VIDEO. L'auto-entrepreneur, "un auto-esclave" ? Mélenchon en a pourtant employé une dizaine durant sa campagne

Les comptes de campagne de la dernière élection présidentielle sont accessibles dans le détail. Les premiers disponibles à la consultation sont ceux de Jean-Luc Mélenchon. Nous avons eu trois heures pour examiner des milliers de factures. A la clef, des centaines de notes de frais, et quelques surprises.

Avec toutes ces factures, on sait dans le détail combien coûte une campagne. Par exemple le fameux hologramme utilisé par Jean-Luc Mélenchon pour faire plusieurs meetings en même temps, celui projeté à Lyon a coûté 49 176 euros.

Plus étonnant, nous avons découvert que certains membres de l’équipe de campagne ont été rémunérés en tant qu’auto-entrepreneurs, en partie payés par l’association de financement de la campagne de Jean-Luc Mélenchon, un statut pourtant vilipendé par le candidat de la France insoumise.

"L’auto-entrepreneur, c’est l’auto-esclave", affirmait Jean-Luc Mélenchon en campagne le 26 mars 2017 à Renes. Des auto-entrepreneurs, nous en avons dénombré une dizaine, comme Benoît Schneckenburger. Chargé de la sécurité de la campagne, en février 2017, il a par exemple été payé 1 995 euros bruts.

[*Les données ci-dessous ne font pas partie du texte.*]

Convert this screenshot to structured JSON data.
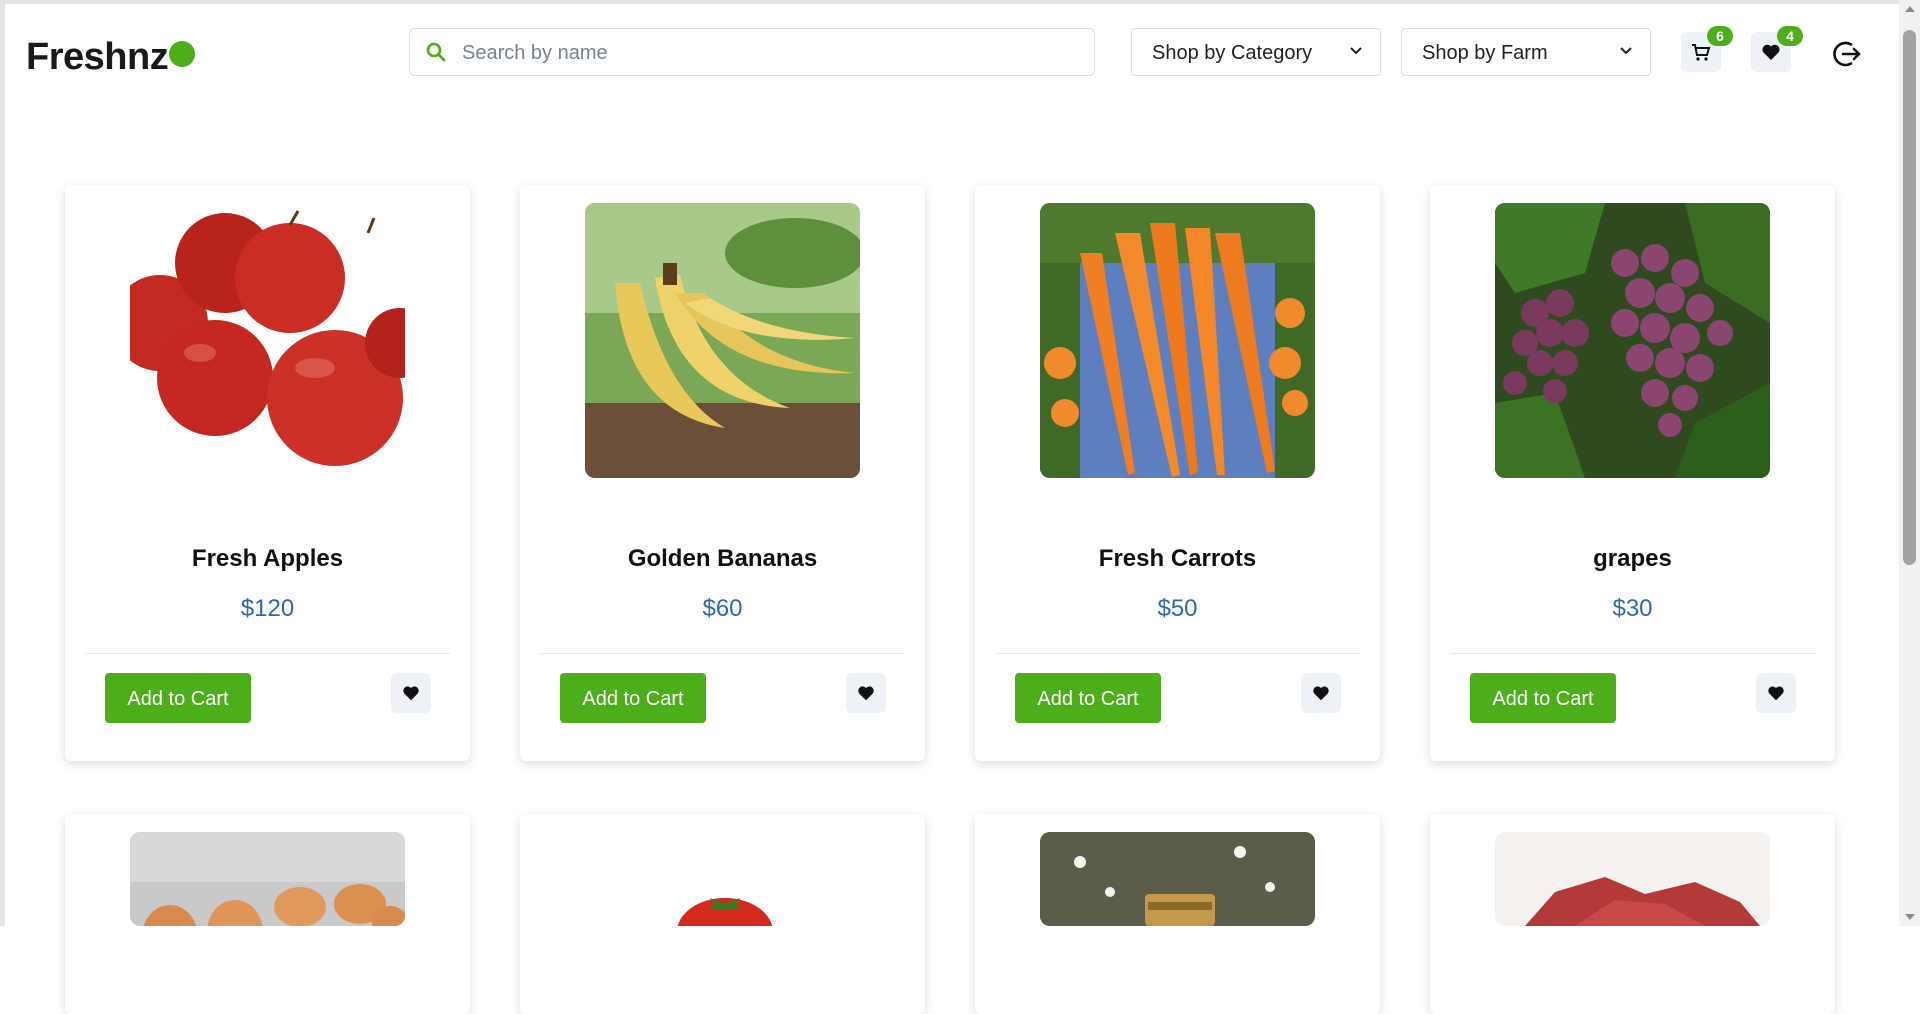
{
  "header": {
    "logo": "Freshnz",
    "search_placeholder": "Search by name",
    "category_select": "Shop by Category",
    "farm_select": "Shop by Farm",
    "cart_count": "6",
    "wishlist_count": "4"
  },
  "products": [
    {
      "name": "Fresh Apples",
      "price": "$120",
      "add_label": "Add to Cart",
      "image": "apples"
    },
    {
      "name": "Golden Bananas",
      "price": "$60",
      "add_label": "Add to Cart",
      "image": "bananas"
    },
    {
      "name": "Fresh Carrots",
      "price": "$50",
      "add_label": "Add to Cart",
      "image": "carrots"
    },
    {
      "name": "grapes",
      "price": "$30",
      "add_label": "Add to Cart",
      "image": "grapes"
    }
  ],
  "next_row_images": [
    "eggs",
    "tomato",
    "jar-of-honey",
    "red-meat"
  ],
  "colors": {
    "accent": "#4caf1a",
    "price": "#2b6cb0",
    "chip": "#eef1f5"
  }
}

Le plus connu de ces auto-entrepreneurs, c’est Alexis Corbière. Sur chaque facture, nous découvrons qu’il est rémunéré au forfait pour ses passages télé. Pour ses interventions lors de la soirée électorale de la primaire de la droite, il a perçu 205 euros. Au total, chaque mois, Alexis Corbière, à l’époque enseignant en disponibilité, reçoit 2 050 euros bruts d’octobre 2016 à avril 2017.

Il justifie le choix de ce statut par l’octroi tardif du prêt bancaire pour financer la campagne : "Les conditions de cette rémunération étaient compliqués, parce qu’à ce moment là nous n’avions pas de prêt bancaire, nous ne savions toujours pas si nous avions les 500 signatures."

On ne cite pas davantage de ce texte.